The document_exporter management command in Paperless-ngx is a stream-oriented backup tool designed for full or incremental exports of your document archive. Located in src/documents/management/commands/document_exporter.py, it extracts data from the Django ORM using batched queries to minimize memory usage, handles file operations with optional checksum verification, and supports inline encryption of sensitive fields. Whether you are migrating to a new server or implementing automated backups, understanding how to use this command ensures your documents remain portable and secure.

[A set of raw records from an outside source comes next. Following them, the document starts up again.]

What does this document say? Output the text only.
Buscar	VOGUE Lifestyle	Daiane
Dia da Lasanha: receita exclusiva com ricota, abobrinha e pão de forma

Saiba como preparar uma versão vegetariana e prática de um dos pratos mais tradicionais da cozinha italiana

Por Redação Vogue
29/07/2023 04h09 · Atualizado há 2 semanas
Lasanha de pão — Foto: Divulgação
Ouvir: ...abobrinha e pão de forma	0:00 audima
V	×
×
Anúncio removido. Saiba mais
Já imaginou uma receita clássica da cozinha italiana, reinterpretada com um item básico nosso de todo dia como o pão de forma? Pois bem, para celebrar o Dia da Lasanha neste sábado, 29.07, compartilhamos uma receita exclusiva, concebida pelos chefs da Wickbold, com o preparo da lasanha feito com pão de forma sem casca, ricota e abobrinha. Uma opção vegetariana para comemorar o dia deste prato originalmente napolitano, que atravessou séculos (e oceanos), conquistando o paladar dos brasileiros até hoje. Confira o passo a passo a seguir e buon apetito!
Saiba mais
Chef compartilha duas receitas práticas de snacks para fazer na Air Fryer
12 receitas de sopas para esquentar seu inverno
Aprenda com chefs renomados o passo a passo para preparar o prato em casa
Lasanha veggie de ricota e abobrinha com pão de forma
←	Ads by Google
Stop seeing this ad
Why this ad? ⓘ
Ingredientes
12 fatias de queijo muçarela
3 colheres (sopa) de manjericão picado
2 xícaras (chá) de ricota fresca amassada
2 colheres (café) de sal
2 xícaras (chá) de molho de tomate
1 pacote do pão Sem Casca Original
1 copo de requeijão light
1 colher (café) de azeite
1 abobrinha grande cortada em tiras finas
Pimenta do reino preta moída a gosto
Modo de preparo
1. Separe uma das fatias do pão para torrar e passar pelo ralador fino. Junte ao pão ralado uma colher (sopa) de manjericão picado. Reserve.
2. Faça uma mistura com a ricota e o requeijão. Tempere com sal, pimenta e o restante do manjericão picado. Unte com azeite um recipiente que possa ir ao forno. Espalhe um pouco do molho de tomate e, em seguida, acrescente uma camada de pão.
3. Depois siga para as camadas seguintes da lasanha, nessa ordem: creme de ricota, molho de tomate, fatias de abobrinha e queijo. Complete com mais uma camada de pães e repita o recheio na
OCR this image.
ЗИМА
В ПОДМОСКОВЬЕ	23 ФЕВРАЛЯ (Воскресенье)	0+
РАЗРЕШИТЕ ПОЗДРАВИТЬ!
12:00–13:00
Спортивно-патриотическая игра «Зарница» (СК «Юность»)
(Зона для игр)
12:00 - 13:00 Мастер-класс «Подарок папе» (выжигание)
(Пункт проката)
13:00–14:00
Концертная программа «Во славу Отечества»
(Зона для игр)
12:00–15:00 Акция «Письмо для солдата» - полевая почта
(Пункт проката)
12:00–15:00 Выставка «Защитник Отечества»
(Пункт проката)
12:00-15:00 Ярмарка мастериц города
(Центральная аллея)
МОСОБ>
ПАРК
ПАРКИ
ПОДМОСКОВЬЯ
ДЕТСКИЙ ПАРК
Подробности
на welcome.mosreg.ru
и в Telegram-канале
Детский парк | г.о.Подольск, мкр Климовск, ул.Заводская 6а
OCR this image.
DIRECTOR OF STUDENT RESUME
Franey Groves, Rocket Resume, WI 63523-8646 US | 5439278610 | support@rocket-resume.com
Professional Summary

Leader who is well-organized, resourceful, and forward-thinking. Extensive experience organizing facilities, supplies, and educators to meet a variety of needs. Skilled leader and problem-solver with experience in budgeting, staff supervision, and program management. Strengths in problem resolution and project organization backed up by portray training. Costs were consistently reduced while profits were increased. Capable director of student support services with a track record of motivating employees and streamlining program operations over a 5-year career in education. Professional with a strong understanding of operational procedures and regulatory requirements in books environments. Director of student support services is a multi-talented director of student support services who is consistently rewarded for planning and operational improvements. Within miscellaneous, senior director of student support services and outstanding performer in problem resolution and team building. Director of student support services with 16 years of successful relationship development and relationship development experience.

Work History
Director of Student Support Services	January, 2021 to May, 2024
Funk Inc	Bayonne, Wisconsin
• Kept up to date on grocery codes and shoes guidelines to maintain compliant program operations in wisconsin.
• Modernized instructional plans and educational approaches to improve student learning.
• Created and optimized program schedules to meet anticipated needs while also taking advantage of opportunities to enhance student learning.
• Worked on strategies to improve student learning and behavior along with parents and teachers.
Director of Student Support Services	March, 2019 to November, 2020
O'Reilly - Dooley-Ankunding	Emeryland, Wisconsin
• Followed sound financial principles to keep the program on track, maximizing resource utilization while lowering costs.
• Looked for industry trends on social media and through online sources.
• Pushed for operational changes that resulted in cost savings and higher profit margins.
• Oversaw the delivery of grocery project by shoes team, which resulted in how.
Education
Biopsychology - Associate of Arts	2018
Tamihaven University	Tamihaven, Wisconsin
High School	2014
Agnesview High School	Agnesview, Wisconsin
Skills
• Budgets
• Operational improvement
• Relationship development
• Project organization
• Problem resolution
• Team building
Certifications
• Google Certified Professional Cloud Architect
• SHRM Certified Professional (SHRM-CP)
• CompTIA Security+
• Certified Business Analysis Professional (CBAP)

Architecture and Export Workflow

The exporter follows a deliberate stream-oriented architecture to handle large archives without exhausting system memory. According to the source code in document_exporter.py, the process executes seven distinct phases:

  1. Argument Parsing – The Command.add_arguments method (lines 77-124) registers flags including -c, -d, -f, -z, and --passphrase that control export behavior.
  2. Target Preparation – The handle method (lines 31-45) creates a temporary directory when --zip is specified or validates the user-supplied target folder.
  3. Snapshot Creation – The exporter indexes existing files in the target directory to support incremental updates and deletion of stale files.
  4. Manifest Building – Database models are serialized using serialize_queryset_batched (lines 70-84) to process records in chunks, with sensitive fields encrypted via _encrypt_record_inline (lines 777-887) when a passphrase is provided.
  5. File Export – For each document, generate_base_name (lines 549-666) and generate_document_targets (lines 770-801) determine output paths, while check_and_copy (lines 655-889) performs optimized file copying.
  6. Split Manifest – When --split-manifest is used, _write_split_manifest (lines 889-915) creates individual JSON files for document notes and custom fields.
  7. Cleanupcheck_and_write_json (lines 216-255) writes the metadata.json version file, and optional deletion logic removes untracked files when -d is specified (lines 531-549).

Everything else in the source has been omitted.